Tool : Jupyter Notebook
Programming Language : Python 3
Visualization : Matplotlib, Seaborn
Dataset : Click Ads Data
A company wants to know the effectiveness of an advertisement that they display, this is important for the company to be able to find out how much the advertising has been marketed so that it can attract customers to see the advertisement.
This project aims to reduce the cost of advertisement targeting by 50%, and increase gross profit by 5%. By processing historical advertisement data and finding insights and patterns that occur, it can help companies determine marketing targets. The focus of this project is to create a machine learning classification model that functions to determine the right target customers.
The result of this project is that we managed to decrease advertisement cost by 51%, and increase gross profit by 9%. We also provide actionable recommendations that can be applied by the marketing team can prioritize the specific customer segment so that the gross profit of the company can increase.
The dataset contains 1,000 unique observations with 10 features in various data types. Each row represent customers' demographics, and behaiour records on website and ads in 7 months period. There are missing values in 4 columns (Daily Time Spent on Site, Area Income, Daily Internet Usage, Male), and 1 misdefined data type (Timestamp).
- Handling Missing Values
- Feature Engineering
- Drop Unnecessary Features
- Feature Encoding
- Feature Scaling
We leveraged logistic regression, decision tree, random forest, and KNN algorithms.
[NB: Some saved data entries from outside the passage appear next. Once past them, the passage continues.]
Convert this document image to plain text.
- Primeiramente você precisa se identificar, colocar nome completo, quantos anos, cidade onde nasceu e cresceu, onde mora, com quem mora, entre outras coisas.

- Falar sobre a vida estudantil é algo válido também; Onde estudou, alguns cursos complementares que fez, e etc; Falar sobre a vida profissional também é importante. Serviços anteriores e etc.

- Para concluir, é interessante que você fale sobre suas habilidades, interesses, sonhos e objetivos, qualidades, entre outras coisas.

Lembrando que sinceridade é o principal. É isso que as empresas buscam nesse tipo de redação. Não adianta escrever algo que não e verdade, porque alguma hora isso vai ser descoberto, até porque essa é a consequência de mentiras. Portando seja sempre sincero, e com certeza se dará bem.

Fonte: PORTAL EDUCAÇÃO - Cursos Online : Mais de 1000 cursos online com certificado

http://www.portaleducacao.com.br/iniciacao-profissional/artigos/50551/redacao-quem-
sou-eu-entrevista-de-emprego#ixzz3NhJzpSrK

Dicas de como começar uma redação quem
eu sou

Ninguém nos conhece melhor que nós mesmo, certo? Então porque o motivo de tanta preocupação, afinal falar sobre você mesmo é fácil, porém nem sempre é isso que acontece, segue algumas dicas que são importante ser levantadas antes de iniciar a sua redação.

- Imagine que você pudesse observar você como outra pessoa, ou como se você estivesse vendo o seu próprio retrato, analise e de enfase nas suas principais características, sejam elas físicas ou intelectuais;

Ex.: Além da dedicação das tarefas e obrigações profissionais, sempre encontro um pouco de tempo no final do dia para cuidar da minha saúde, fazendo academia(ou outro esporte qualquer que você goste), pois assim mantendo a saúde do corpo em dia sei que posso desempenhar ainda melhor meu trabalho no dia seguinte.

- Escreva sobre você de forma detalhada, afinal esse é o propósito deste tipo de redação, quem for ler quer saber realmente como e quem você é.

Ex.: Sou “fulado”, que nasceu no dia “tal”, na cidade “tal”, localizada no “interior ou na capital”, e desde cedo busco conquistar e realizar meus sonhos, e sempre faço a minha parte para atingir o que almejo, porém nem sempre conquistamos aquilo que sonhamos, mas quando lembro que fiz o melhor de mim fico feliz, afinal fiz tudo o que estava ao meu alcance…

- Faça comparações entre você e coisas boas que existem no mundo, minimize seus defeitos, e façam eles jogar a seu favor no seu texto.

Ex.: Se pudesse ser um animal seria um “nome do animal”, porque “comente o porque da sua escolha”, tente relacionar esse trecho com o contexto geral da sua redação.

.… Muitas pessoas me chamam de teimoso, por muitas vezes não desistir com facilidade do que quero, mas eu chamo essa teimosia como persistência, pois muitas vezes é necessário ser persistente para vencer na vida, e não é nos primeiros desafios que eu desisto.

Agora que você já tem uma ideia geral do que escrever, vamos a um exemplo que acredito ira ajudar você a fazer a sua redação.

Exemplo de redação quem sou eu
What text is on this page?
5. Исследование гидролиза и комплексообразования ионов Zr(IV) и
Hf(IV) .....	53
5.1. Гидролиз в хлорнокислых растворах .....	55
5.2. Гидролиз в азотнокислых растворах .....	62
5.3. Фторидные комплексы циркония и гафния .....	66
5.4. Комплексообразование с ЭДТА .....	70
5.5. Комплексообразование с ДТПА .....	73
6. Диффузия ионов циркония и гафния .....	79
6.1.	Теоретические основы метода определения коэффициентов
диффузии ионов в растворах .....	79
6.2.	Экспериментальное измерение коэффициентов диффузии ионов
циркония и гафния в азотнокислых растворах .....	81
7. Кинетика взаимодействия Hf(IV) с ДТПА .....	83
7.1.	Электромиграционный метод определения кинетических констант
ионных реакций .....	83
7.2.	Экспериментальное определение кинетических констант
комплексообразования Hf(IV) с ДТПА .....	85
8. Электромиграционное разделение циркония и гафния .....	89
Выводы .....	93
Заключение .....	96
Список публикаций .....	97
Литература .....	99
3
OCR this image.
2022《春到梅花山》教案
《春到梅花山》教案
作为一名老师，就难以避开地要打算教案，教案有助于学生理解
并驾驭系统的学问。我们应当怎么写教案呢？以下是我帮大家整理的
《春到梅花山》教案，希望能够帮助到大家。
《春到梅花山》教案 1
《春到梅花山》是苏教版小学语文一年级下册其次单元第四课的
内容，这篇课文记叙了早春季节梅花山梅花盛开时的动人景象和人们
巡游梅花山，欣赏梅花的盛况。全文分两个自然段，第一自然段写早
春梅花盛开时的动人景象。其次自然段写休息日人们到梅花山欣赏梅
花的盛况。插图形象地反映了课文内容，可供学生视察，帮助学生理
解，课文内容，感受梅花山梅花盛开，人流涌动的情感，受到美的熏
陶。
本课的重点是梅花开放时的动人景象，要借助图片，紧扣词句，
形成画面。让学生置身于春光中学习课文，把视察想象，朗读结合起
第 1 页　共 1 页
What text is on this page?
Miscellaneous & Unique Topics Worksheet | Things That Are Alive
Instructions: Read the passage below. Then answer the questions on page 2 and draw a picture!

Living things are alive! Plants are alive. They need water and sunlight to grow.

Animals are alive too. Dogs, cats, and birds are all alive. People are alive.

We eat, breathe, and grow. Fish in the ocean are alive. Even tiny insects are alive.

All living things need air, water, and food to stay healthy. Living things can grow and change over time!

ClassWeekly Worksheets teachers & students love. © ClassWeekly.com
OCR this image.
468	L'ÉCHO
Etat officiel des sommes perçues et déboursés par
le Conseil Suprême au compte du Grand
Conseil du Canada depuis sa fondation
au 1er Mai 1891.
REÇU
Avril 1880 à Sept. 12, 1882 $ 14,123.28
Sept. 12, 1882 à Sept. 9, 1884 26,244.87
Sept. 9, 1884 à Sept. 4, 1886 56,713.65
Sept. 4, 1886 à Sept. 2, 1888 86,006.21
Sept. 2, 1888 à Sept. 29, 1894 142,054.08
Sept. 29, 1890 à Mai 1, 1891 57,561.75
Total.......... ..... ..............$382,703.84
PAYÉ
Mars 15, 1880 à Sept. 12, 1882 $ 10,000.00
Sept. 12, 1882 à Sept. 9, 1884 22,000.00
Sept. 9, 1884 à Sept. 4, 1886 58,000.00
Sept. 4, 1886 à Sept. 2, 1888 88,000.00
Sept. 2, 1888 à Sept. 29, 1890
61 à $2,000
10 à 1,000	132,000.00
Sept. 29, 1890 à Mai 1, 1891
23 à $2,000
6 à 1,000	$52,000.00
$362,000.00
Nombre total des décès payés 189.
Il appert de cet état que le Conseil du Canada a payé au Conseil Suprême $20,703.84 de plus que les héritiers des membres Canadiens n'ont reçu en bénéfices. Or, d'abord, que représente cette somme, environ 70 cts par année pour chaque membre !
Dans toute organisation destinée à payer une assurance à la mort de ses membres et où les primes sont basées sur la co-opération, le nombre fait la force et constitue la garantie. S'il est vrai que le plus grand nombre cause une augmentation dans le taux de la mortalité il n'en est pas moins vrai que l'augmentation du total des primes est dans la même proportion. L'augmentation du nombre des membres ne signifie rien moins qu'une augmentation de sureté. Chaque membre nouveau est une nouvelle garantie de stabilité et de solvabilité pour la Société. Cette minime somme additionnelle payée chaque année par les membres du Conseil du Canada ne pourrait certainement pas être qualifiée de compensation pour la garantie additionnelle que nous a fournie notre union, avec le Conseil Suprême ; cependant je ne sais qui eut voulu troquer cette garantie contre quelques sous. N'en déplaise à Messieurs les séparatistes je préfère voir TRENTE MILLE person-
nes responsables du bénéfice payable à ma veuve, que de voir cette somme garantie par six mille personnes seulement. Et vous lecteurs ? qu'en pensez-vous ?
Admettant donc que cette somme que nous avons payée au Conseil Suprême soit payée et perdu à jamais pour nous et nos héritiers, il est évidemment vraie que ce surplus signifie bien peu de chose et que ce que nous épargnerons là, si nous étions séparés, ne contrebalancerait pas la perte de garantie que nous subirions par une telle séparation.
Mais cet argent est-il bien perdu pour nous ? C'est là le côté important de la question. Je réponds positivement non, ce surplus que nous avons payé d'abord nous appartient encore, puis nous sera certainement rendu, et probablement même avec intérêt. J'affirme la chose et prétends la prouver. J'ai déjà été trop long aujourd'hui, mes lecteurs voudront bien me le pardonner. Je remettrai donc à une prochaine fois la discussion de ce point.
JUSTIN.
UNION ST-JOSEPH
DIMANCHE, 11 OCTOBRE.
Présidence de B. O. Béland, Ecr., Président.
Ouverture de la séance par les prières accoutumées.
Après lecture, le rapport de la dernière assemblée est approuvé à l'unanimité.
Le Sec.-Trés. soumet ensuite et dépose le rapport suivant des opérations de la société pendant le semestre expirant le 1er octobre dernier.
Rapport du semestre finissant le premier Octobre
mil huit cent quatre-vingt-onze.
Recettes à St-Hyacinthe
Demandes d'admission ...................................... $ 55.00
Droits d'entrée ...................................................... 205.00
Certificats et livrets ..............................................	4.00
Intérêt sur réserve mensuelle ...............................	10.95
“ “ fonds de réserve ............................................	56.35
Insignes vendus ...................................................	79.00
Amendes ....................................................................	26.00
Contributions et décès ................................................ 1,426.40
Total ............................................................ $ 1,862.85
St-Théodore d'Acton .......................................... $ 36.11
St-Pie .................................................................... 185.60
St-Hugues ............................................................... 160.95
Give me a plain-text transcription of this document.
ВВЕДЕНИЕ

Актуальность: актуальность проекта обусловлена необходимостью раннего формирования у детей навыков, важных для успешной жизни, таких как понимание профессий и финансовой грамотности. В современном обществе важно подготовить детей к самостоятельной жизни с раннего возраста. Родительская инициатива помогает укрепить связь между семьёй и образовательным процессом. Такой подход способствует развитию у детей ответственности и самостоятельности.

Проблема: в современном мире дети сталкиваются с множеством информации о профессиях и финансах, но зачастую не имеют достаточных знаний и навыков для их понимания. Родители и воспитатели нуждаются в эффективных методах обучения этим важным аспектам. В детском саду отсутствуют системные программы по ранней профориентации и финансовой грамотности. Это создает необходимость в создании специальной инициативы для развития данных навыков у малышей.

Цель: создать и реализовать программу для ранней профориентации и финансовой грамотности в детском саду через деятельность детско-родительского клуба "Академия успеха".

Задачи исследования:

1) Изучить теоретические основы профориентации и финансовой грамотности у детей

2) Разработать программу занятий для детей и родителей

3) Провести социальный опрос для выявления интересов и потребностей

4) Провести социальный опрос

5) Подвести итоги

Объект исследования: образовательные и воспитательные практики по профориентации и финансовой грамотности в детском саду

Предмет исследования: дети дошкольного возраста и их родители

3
Among the 4 models, the logistic regression model results the highest AUC, meaning that the model is the best able to distinguish between classes.
With classification threshold 0.5, the model is able to predict up to 97% of the existing potential interested users in the ads, with the risk of targeting disinterested users due to predicting errors of 1%. It means for every 100 users who are predicted to be interested, there is 1 who is actually not interested in the ads. The most important features in prediction are daily time spent on site, daily internet usage, area income, and age.
We should targeting ads to the mature users (age between 36 - 61) who belong to a low social class (earning around 300M/year) with daily time spent on site between 32-68 mins. The ads must advertise products or services whose value isn’t higher than their buying power. There is no particular ad category that they are significantly interested to.